The Sample-Communication Complexity Trade-off in Federated Q-Learning
This work addresses efficiency challenges in multi-agent reinforcement learning for distributed systems, providing a foundational characterization of trade-offs.
The paper tackles the trade-off between sample and communication complexities in federated Q-learning, establishing a lower bound on communication cost for speedup and proposing Fed-DVR-Q, which achieves order-optimal complexities in both metrics.
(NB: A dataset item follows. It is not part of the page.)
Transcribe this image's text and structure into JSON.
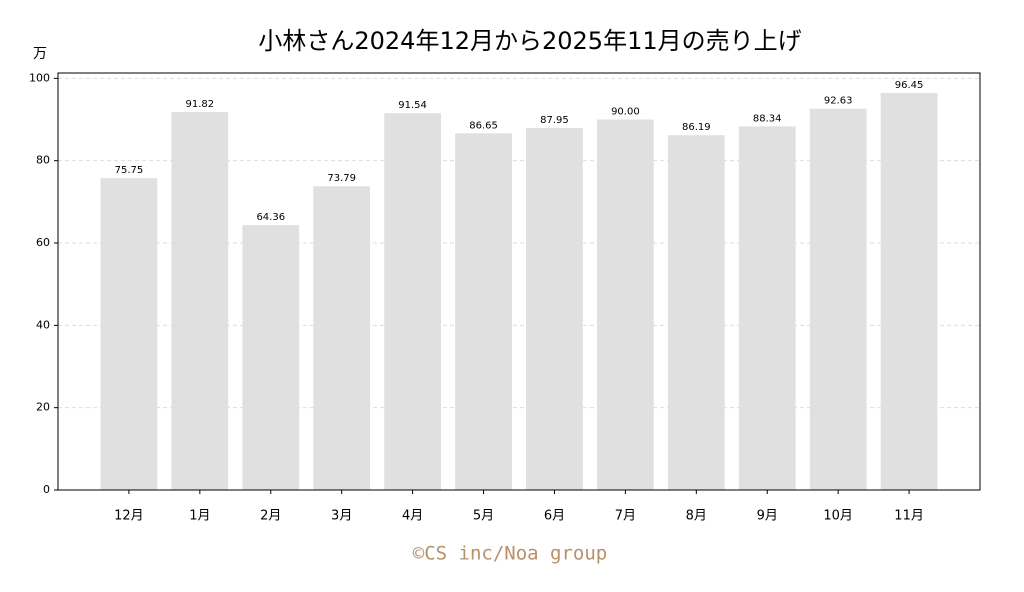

We consider the problem of federated Q-learning, where $M$ agents aim to collaboratively learn the optimal Q-function of an unknown infinite-horizon Markov decision process with finite state and action spaces. We investigate the trade-off between sample and communication complexities for the widely used class of intermittent communication algorithms. We first establish the converse result, where it is shown that a federated Q-learning algorithm that offers any speedup with respect to the number of agents in the per-agent sample complexity needs to incur a communication cost of at least an order of $\frac{1}{1-γ}$ up to logarithmic factors, where $γ$ is the discount factor. We also propose a new algorithm, called Fed-DVR-Q, which is the first federated Q-learning algorithm to simultaneously achieve order-optimal sample and communication complexities. Thus, together these results provide a complete characterization of the sample-communication complexity trade-off in federated Q-learning.